Department of Pathology, The University of Texas MD Anderson Cancer Center, Houston, TX.
Department of Pathology, Brigham and Women's Hospital and Harvard Medical School, Boston, MA.
JCO Precis Oncol. 2024 Oct;8:e2400353. doi: 10.1200/PO.24.00353. Epub 2024 Oct 11.
The proven efficacy of human epidermal growth factor receptor 2 (HER2) antibody-drug conjugate therapy for treating HER2-low breast cancers necessitates more accurate and reproducible HER2 immunohistochemistry (IHC) scoring. We aimed to validate performance and utility of a fully automated artificial intelligence (AI) solution for interpreting HER2 IHC in breast carcinoma.
A two-arm multireader study of 120 HER2 IHC whole-slide images from four sites assessed HER2 scoring by four surgical pathologists without and with the aid of an AI HER2 solution. Both arms were compared with high-confidence ground truth (GT) established by agreement of at least four of five breast pathology subspecialists according to ASCO/College of American Pathologists (CAP) 2018/2023 guidelines.
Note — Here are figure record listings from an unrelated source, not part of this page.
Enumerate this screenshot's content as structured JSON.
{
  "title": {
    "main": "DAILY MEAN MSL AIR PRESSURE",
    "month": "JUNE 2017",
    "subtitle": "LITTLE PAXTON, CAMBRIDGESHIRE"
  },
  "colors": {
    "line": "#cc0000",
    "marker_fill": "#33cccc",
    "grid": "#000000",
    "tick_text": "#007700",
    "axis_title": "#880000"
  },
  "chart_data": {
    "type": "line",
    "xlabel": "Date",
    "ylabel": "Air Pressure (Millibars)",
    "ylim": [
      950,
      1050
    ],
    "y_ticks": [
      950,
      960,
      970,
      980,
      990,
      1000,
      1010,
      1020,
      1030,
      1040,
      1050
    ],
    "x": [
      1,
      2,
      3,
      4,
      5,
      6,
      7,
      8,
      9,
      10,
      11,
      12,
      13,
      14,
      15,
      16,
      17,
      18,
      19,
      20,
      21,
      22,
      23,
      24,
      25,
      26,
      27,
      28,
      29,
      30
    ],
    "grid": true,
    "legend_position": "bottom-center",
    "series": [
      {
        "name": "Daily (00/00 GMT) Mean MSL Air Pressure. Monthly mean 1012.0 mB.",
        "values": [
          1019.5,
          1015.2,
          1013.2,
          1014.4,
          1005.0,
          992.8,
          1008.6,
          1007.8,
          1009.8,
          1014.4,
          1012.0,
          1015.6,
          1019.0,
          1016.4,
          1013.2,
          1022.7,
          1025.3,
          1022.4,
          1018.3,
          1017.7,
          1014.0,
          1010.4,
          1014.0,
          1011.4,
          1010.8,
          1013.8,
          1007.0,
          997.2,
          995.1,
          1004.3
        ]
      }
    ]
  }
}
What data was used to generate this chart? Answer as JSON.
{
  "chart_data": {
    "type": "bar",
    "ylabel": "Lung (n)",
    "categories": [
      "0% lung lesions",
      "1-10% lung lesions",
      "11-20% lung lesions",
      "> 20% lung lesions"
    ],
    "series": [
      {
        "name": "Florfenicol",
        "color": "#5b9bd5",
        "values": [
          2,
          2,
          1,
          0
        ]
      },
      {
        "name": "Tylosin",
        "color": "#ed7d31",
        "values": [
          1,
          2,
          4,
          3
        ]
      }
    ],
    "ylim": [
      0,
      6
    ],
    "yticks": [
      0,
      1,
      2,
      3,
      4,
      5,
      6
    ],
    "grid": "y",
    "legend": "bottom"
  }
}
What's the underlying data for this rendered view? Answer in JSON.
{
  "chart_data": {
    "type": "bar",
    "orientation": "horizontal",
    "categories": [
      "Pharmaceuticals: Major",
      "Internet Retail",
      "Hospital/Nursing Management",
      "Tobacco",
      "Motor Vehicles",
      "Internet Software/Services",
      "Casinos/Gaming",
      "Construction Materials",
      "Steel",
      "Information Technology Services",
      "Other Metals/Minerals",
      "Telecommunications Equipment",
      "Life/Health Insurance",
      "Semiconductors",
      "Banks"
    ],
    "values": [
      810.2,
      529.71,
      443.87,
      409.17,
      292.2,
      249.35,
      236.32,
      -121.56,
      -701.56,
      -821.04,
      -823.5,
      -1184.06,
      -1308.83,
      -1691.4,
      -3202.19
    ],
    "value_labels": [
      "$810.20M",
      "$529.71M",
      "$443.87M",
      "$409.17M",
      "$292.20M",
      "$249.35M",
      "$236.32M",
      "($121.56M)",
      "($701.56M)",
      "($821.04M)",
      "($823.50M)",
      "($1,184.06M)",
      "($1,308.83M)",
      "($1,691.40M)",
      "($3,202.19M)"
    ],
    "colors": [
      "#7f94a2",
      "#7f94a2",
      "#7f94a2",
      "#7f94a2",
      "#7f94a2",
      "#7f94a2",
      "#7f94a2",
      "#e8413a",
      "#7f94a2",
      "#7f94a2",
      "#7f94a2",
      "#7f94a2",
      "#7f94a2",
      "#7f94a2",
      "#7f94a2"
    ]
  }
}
The mean interobserver agreement among GT pathologists across all HER2 scores was 72.4% (N = 120). The AI solution demonstrated high accuracy for HER2 scoring, with 92.1% agreement on slides with high confidence GT (n = 92). The use of the AI tool led to improved performance by readers, interobserver agreement increased from 75.0% for digital manual read to 83.7% for AI-assisted review, and scoring accuracy improved from 85.3% to 88.0%. For the distinction of HER2 0 from 1+ cases (n = 58), pathologists supported by AI showed significantly higher interobserver agreement (69.8% without AI 87.4% with AI) and accuracy (81.9% without AI 88.8% with AI).
This study demonstrated utility of a fully automated AI solution to aid in scoring HER2 IHC accurately according to ASCO/CAP 2018/2023 guidelines. Pathologists supported by AI showed improvements in HER2 IHC scoring consistency and accuracy, especially for distinguishing HER2 0 from 1+ cases. This AI solution could be used by pathologists as a decision support tool for enhancing reproducibility and consistency of HER2 scoring and particularly for identifying HER2-low breast cancers.
人表皮生长因子受体 2(HER2)抗体-药物偶联物治疗 HER2 低乳腺癌的疗效已得到证实,这就需要更准确和可重复的 HER2 免疫组化(IHC)评分。本研究旨在验证一种完全自动化的人工智能(AI)解决方案用于解读乳腺癌 HER2 IHC 的性能和实用性。
在来自四个地点的 120 张 HER2 IHC 全切片图像的两项研究中,四名外科病理学家分别在没有和有 AI HER2 解决方案的情况下评估 HER2 评分。这两个臂与至少四名乳腺病理亚专科医师根据 ASCO/美国病理学家学院(CAP)2018/2023 指南达成共识的高可信度金标准(GT)进行比较。
所有 HER2 评分中 GT 病理学家的平均观察者间一致性为 72.4%(n=120)。AI 解决方案在 HER2 评分方面具有很高的准确性,在高可信度 GT(n=92)的切片上有 92.1%的一致性。使用 AI 工具可提高读者的性能,观察者间的一致性从数字手动阅读的 75.0%增加到 AI 辅助审查的 83.7%,评分准确性从 85.3%提高到 88.0%。对于区分 HER2 0 与 1+病例(n=58),AI 支持的病理学家的观察者间一致性(无 AI 时为 69.8%,有 AI 时为 87.4%)和准确性(无 AI 时为 81.9%,有 AI 时为 88.8%)显著更高。
本研究证明了一种完全自动化的 AI 解决方案的实用性,可根据 ASCO/CAP 2018/2023 指南准确辅助 HER2 IHC 评分。AI 支持的病理学家在 HER2 IHC 评分的一致性和准确性方面都有所提高,特别是在区分 HER2 0 与 1+病例方面。该 AI 解决方案可由病理学家用作决策支持工具,以提高 HER2 评分的可重复性和一致性,特别是用于识别 HER2 低乳腺癌。